Written at 12:19 p.m. on Friday, Jul. 10, 2009
I have had a pretty good last couple of days. I've seen a lot of family and friends lately. I am actually having a hard time squeezing everyone in. I never thought that I would say that. Shocking.
Oh, and they all come out of the woodwork...eventually. Kind of like little groundhogs...if they see their shadow, they go back in for 6 more weeks. Thats about the average time frame that I am dealing with.
Out of nowhere...I heard from "Big Mike" yesterday. First, he was telling me that Blue October is coming to Baltimore. Which in turn got us talking. And he wanted to come over this morning. No, thanks...pass...you stay on your side of the state. I dont even need to be dealing with that.
Then...also, out of nowhere...I hear from that guy that I had been talking to...the one that fit my psychic reading to a tee. He didnt really have to much to say. I am still wondering why over a month later, when he canceled our date, I am hearing from him now. Strikes me as odd to hear from him.
I also have a few things sitting uneasy with me at the moment. One being Patty. Patty had been complaining through the years that she wanted to find her "one true, lost love"...so I managed to find him on Facebook. So those two start talking...and then I find out that his wife is one of the girls I grew up with. And now I am in the middle. The wife is telling me to warn Patty to stay away from her man...Patty telling me how she met him at 2 am at Ocean City. Now she wants to come up this weekend to spend the night so she can see him. I dont want to be involved in this. Yikes...no way!
Then there's this guy from high school. OMG! I dont even know where to start with that. He was my first crush in high school. We talked almost every day back then. Well, we've been talking again lately. He came over to visit me earlier in the week and to hang out for a while. He wants to come over tonight and Sunday to hang out again. He was fun to hang out with then and he's fun to hang out with still...dont get me wrong...my only issue is that he is married. He tells me that his marriage is odd and that they dont sleep in the same room...or have sex...or even really spend time together. He said that they pretty much have seperate lives and live as roommates.
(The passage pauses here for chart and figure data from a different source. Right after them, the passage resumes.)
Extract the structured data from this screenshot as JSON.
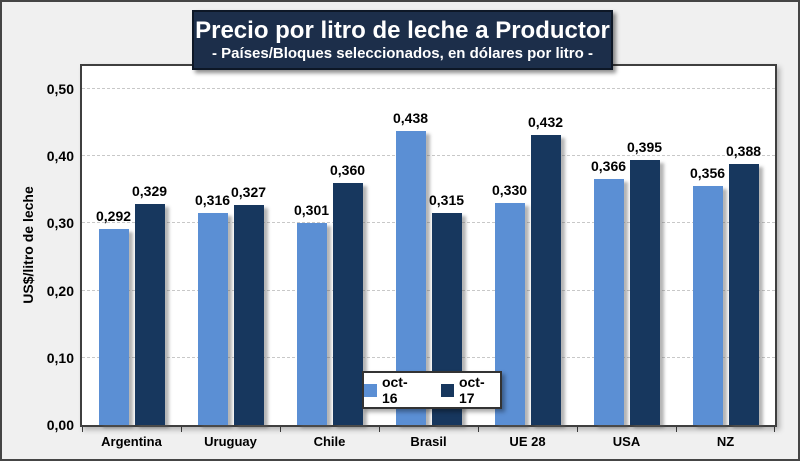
{
  "chart_data": {
    "type": "bar",
    "title": "Precio por litro de leche a Productor",
    "subtitle": "- Países/Bloques seleccionados, en dólares por litro -",
    "ylabel": "US$/litro de leche",
    "xlabel": "",
    "categories": [
      "Argentina",
      "Uruguay",
      "Chile",
      "Brasil",
      "UE 28",
      "USA",
      "NZ"
    ],
    "series": [
      {
        "name": "oct-16",
        "color": "#5B8FD4",
        "values": [
          0.292,
          0.316,
          0.301,
          0.438,
          0.33,
          0.366,
          0.356
        ],
        "labels": [
          "0,292",
          "0,316",
          "0,301",
          "0,438",
          "0,330",
          "0,366",
          "0,356"
        ]
      },
      {
        "name": "oct-17",
        "color": "#17375E",
        "values": [
          0.329,
          0.327,
          0.36,
          0.315,
          0.432,
          0.395,
          0.388
        ],
        "labels": [
          "0,329",
          "0,327",
          "0,360",
          "0,315",
          "0,432",
          "0,395",
          "0,388"
        ]
      }
    ],
    "yticks": [
      {
        "value": 0.0,
        "label": "0,00"
      },
      {
        "value": 0.1,
        "label": "0,10"
      },
      {
        "value": 0.2,
        "label": "0,20"
      },
      {
        "value": 0.3,
        "label": "0,30"
      },
      {
        "value": 0.4,
        "label": "0,40"
      },
      {
        "value": 0.5,
        "label": "0,50"
      }
    ],
    "ylim": [
      0,
      0.54
    ],
    "grid": true,
    "grid_style": "dashed",
    "legend_position": "inside-bottom-center"
  },
  "colors": {
    "chart_background": "#F0F0F0",
    "plot_background": "#FFFFFF",
    "title_background": "#1C2E4A",
    "title_text": "#FFFFFF",
    "series_oct16": "#5B8FD4",
    "series_oct17": "#17375E",
    "gridline": "#C8C8C8",
    "border": "#3F3F3F",
    "label_text": "#000000"
  }
}
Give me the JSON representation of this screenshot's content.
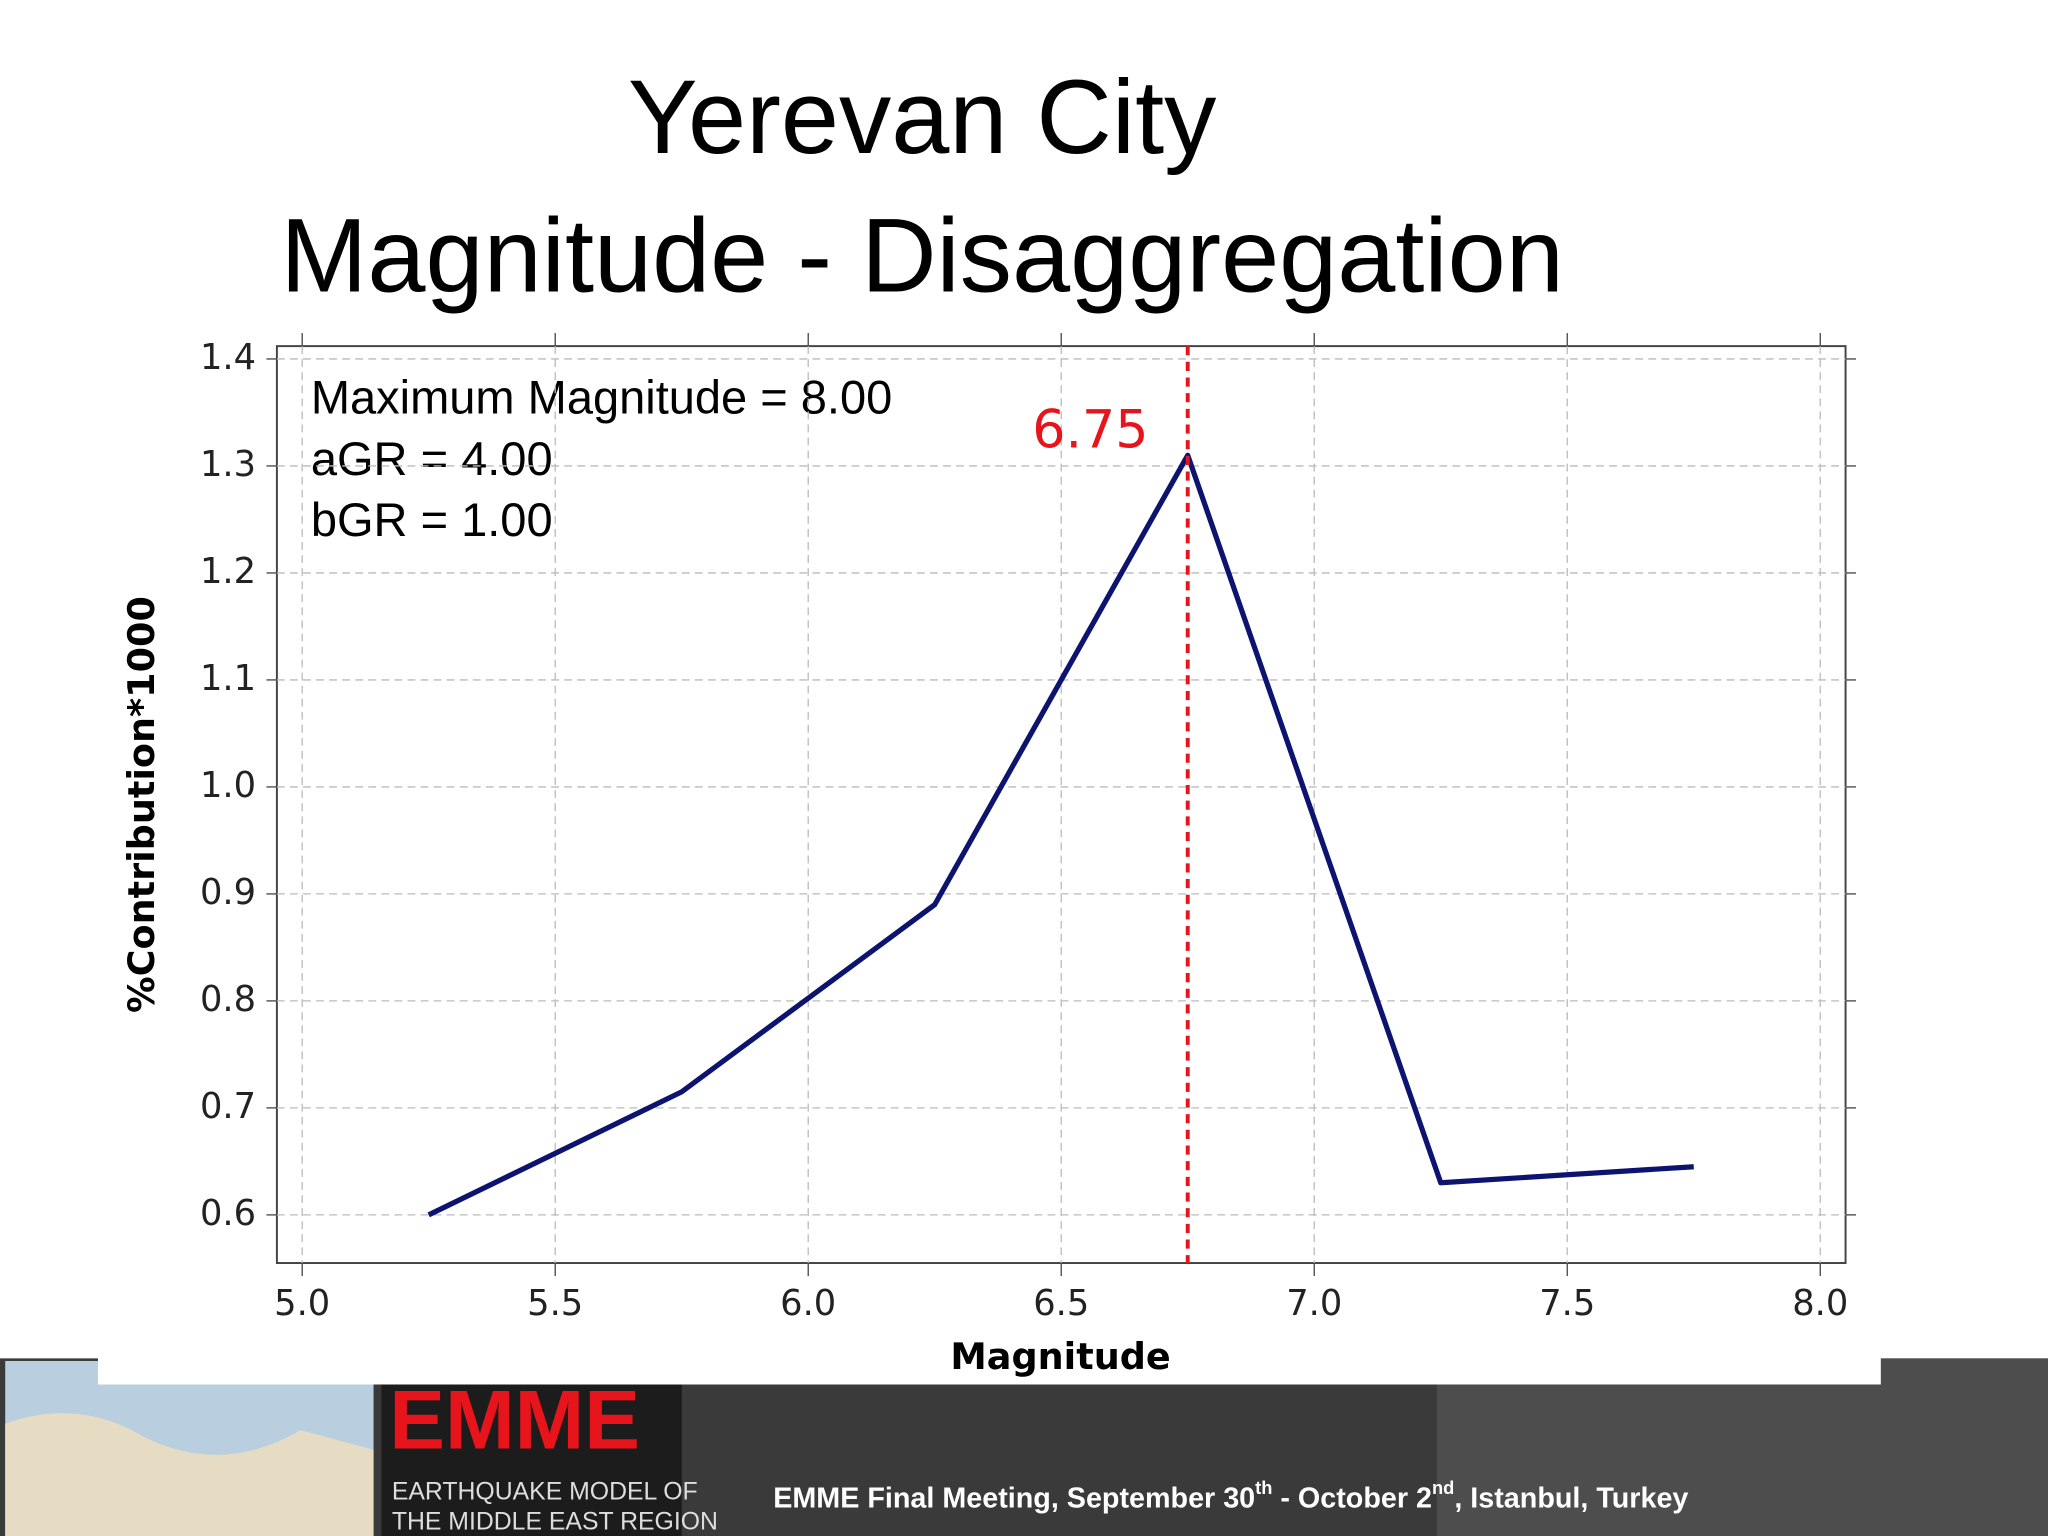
{
  "chart_data": {
    "type": "line",
    "title": [
      "Yerevan City",
      "Magnitude - Disaggregation"
    ],
    "x_label": "Magnitude",
    "y_label": "%Contribution*1000",
    "annotations": [
      "Maximum Magnitude = 8.00",
      "aGR = 4.00",
      "bGR = 1.00"
    ],
    "marker": {
      "value": 6.75,
      "label": "6.75",
      "color": "#e8141c"
    },
    "x": [
      5.25,
      5.75,
      6.25,
      6.75,
      7.25,
      7.75
    ],
    "series": [
      {
        "color": "#0d1470",
        "values": [
          0.6,
          0.715,
          0.89,
          1.31,
          0.63,
          0.645
        ]
      }
    ],
    "xlim": [
      4.95,
      8.05
    ],
    "xticks": [
      {
        "value": 5,
        "label": "5.0"
      },
      5.5,
      {
        "value": 6,
        "label": "6.0"
      },
      6.5,
      {
        "value": 7,
        "label": "7.0"
      },
      7.5,
      {
        "value": 8,
        "label": "8.0"
      }
    ],
    "ylim": [
      0.555,
      1.412
    ],
    "yticks": [
      0.6,
      0.7,
      0.8,
      0.9,
      {
        "value": 1,
        "label": "1.0"
      },
      1.1,
      1.2,
      1.3,
      1.4
    ],
    "grid": true
  },
  "footer": {
    "logo": "EMME",
    "logo_lines": [
      "EARTHQUAKE MODEL OF",
      "THE MIDDLE EAST REGION"
    ],
    "meeting": [
      "EMME Final Meeting, September 30",
      "th",
      " - October 2",
      "nd",
      ", Istanbul, Turkey"
    ]
  }
}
And now he's coming around here telling me how he's always had feelings for me and how he wants to kiss me. I really dont need that drama either. That could really mess with a girl.
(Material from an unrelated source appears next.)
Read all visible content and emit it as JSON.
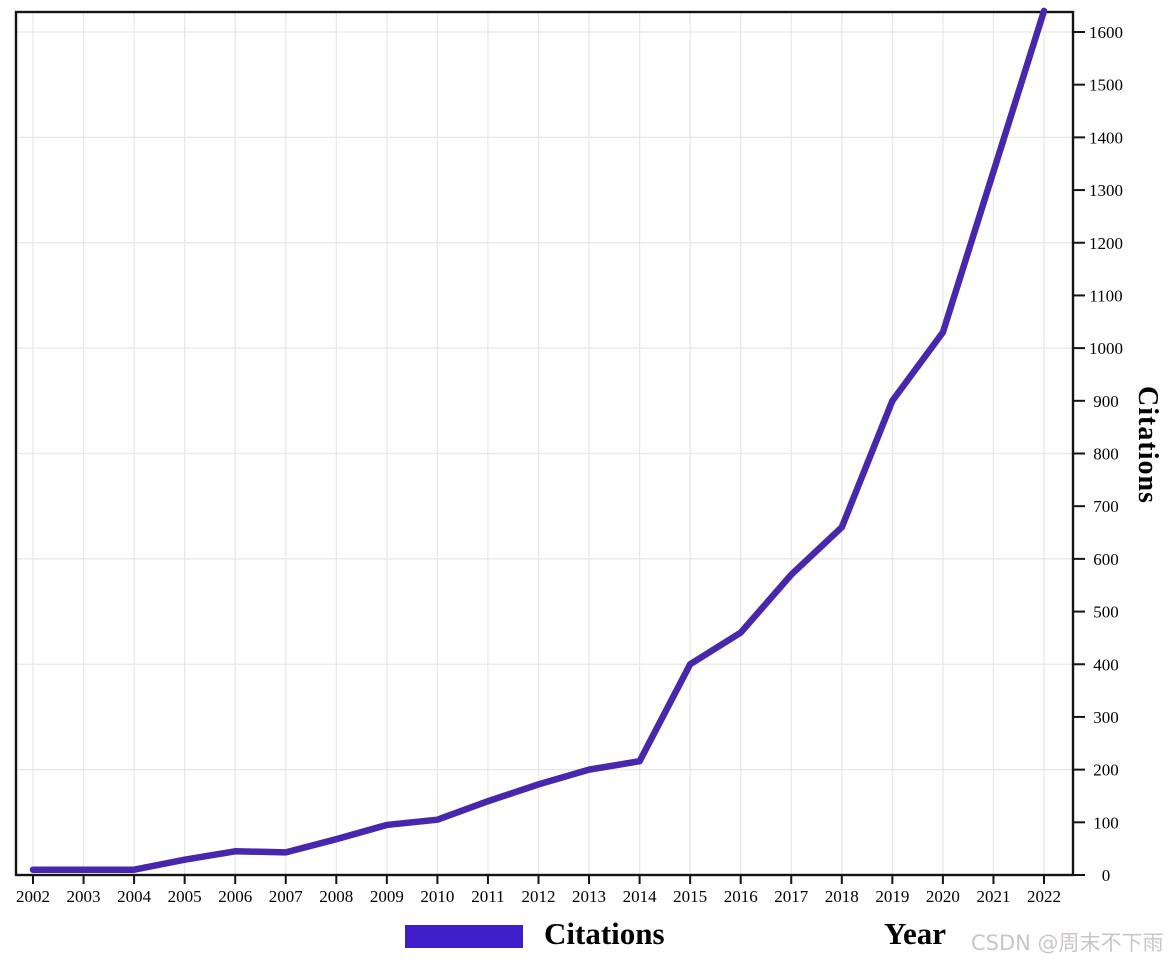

I do like my life relatively drama-free...and these people arent going along with the plan here. I am definately trying, and working, very hard to keep within my boundaries and no overstep them in any way. I am not going to be personally responsible for disrespecting any wives on either side. Seriously...we're not 17 anymore. These are real lives and real marriages...and real feelings.
I would never want to be 17 again. I didnt want to be 17 when I was 17. Why on earth would I want to relive all that now? Oh, thats right...I dont.